July’s Producer Price Index (PPI) came out below economists’ forecasts, rising by 0.1% month-over-month and 2.2% year-over-year. Oppenheimer chief investment strategist John Stoltzfus joins Morning Brief to break down the state of the market (^DJI, ^IXIC, ^GSPC) and discuss how July’s inflation print could weigh on the Federal Reserve’s interest rate decision in September.
"When we look at this, it’s positive for equities. It releases some of the dark sentiment that had gripped it over the course of the start of this month. We can’t help but think that this gives the Federal Reserve opportunity to begin cutting rates," Stoltzfus says. He anticipates 25-basis-point cuts to occur in September and after the election in November.
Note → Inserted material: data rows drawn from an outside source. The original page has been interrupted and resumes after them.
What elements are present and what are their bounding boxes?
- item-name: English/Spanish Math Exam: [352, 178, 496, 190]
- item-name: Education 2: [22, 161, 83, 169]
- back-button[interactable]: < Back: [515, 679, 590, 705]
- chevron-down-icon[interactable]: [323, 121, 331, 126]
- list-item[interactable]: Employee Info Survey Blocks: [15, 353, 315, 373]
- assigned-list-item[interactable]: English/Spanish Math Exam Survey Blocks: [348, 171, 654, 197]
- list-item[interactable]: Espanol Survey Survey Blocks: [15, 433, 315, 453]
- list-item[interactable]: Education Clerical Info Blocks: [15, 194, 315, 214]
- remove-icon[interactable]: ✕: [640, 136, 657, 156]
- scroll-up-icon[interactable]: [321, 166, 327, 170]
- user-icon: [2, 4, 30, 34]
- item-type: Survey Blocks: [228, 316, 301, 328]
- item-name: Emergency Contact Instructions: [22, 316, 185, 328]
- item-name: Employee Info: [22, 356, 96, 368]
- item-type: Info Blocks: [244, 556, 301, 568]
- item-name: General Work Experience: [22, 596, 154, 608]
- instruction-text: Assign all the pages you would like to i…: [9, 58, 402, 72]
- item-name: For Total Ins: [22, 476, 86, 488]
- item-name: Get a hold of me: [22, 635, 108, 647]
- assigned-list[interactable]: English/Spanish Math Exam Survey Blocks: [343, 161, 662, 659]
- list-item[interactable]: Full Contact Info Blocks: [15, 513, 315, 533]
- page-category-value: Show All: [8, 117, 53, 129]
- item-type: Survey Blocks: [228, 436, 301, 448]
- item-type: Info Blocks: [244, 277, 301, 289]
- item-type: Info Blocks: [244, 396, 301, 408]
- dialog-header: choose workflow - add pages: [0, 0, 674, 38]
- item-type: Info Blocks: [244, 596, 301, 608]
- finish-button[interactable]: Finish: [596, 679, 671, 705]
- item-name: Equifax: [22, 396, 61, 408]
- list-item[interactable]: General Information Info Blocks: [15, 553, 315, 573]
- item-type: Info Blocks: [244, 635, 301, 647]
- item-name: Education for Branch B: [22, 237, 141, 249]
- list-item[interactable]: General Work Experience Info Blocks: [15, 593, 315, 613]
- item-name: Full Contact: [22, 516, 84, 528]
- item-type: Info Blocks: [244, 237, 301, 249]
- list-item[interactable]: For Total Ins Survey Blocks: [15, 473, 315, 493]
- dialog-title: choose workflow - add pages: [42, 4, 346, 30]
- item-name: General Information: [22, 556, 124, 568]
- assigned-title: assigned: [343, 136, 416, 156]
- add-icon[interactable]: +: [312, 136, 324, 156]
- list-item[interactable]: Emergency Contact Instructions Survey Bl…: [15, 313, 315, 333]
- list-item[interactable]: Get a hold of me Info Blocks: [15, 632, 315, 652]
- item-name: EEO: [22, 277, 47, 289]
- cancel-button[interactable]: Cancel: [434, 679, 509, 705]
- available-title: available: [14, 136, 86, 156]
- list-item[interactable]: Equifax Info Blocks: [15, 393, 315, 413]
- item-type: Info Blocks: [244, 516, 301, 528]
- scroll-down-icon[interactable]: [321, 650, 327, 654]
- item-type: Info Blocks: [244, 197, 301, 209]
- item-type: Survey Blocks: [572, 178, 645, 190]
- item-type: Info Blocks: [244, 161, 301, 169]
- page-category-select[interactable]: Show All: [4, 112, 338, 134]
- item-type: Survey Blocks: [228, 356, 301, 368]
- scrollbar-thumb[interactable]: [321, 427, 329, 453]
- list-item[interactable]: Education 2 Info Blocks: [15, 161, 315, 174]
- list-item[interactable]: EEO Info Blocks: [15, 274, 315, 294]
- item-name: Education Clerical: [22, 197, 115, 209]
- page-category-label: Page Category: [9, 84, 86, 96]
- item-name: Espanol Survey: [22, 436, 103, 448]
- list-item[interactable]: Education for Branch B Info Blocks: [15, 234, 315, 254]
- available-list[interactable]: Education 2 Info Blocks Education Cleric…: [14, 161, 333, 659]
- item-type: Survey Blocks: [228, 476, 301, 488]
As the market faced intense volatility last week, Stoltzfus explains "turbulence is always potential for the market."
"Any time bear skeptics or nervous investors sense that there’s a catalyst out there to take some profits, bits of bull market, without FOMO, they’re going to take it. And everybody jumps on the drama," Stoltzfus tells Yahoo Finance. He notes that volatility could present opportunities to buy low and further diversify your portfolio. In addition, he explains that volatility during the end of a Fed funds hike cycle is "not abnormal," and does not signal the start of a recession.